Whether the rest knew or not, that told Roger what to expect, if not the whole situation. A kangaroo. A boxing kangaroo. The one he had photographed when he had questioned its attendant who had said no pet or trained animal had left the stable.

In the next room something stopped, and there came, not loudly, a low command.

There was an interval of suspense. What, Roger wondered, was the condition in that partitioned place adjoining their waiting room?

After a momentary wait, and more seemingly guttural commands, the thumping was resumed; and the animal, in short hops, came to the entrance door.

There it paused as if dazzled or surprised at the light or by the crowd.
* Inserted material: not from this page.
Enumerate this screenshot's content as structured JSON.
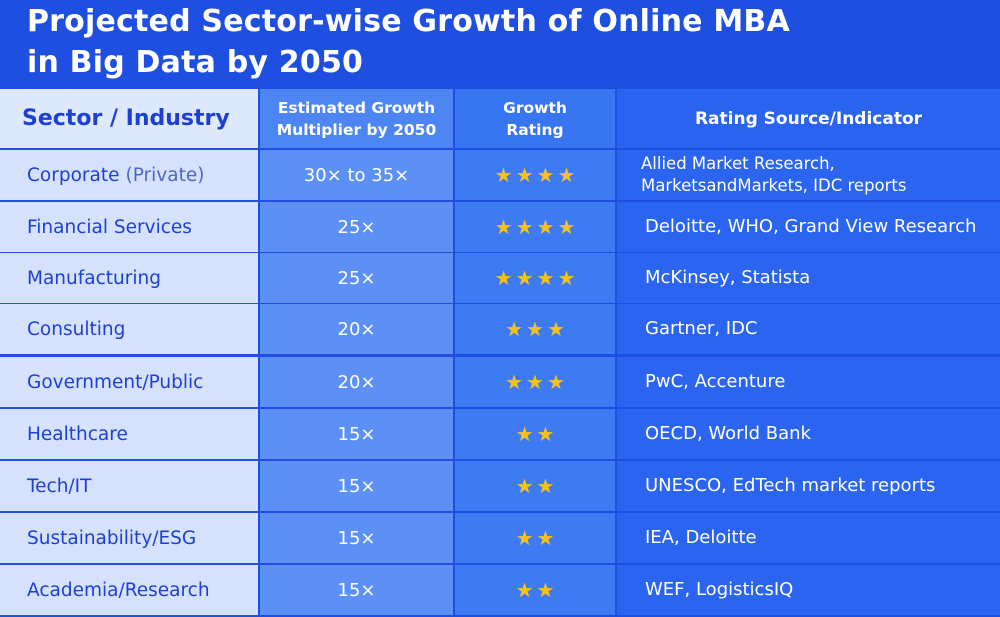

Behind it, in the other, darker room, shown by their own light, Roger saw a hairy, man-like creature, either chimpanzee or some other large mammal it seemed to be. The kangaroo’s keeper, he assumed.

Just as in the under-exposed film, where the ghostly ape and its Australian companion had seemed to dance, the kangaroo hopped in, while the ape, grimacing and beating its chest, danced in behind it.

Straight at Grover leaped the kangaroo. It wore boxing gloves!

Roger, crouched, tense and frightened, saw his cousin, with a typical boxer’s stance, prepare to carry the coming battle to his astonishingly expert antagonist.

In that room, while the company shrank back, against walls, pushing their chairs out in front of them, leaving a clear space, the animal and the man closed in as fast and as bizarre a contest as Roger had ever viewed. Not clumsily, but with lightning-quick jabs of its short forearms the beast lunged, taking blows without a sound.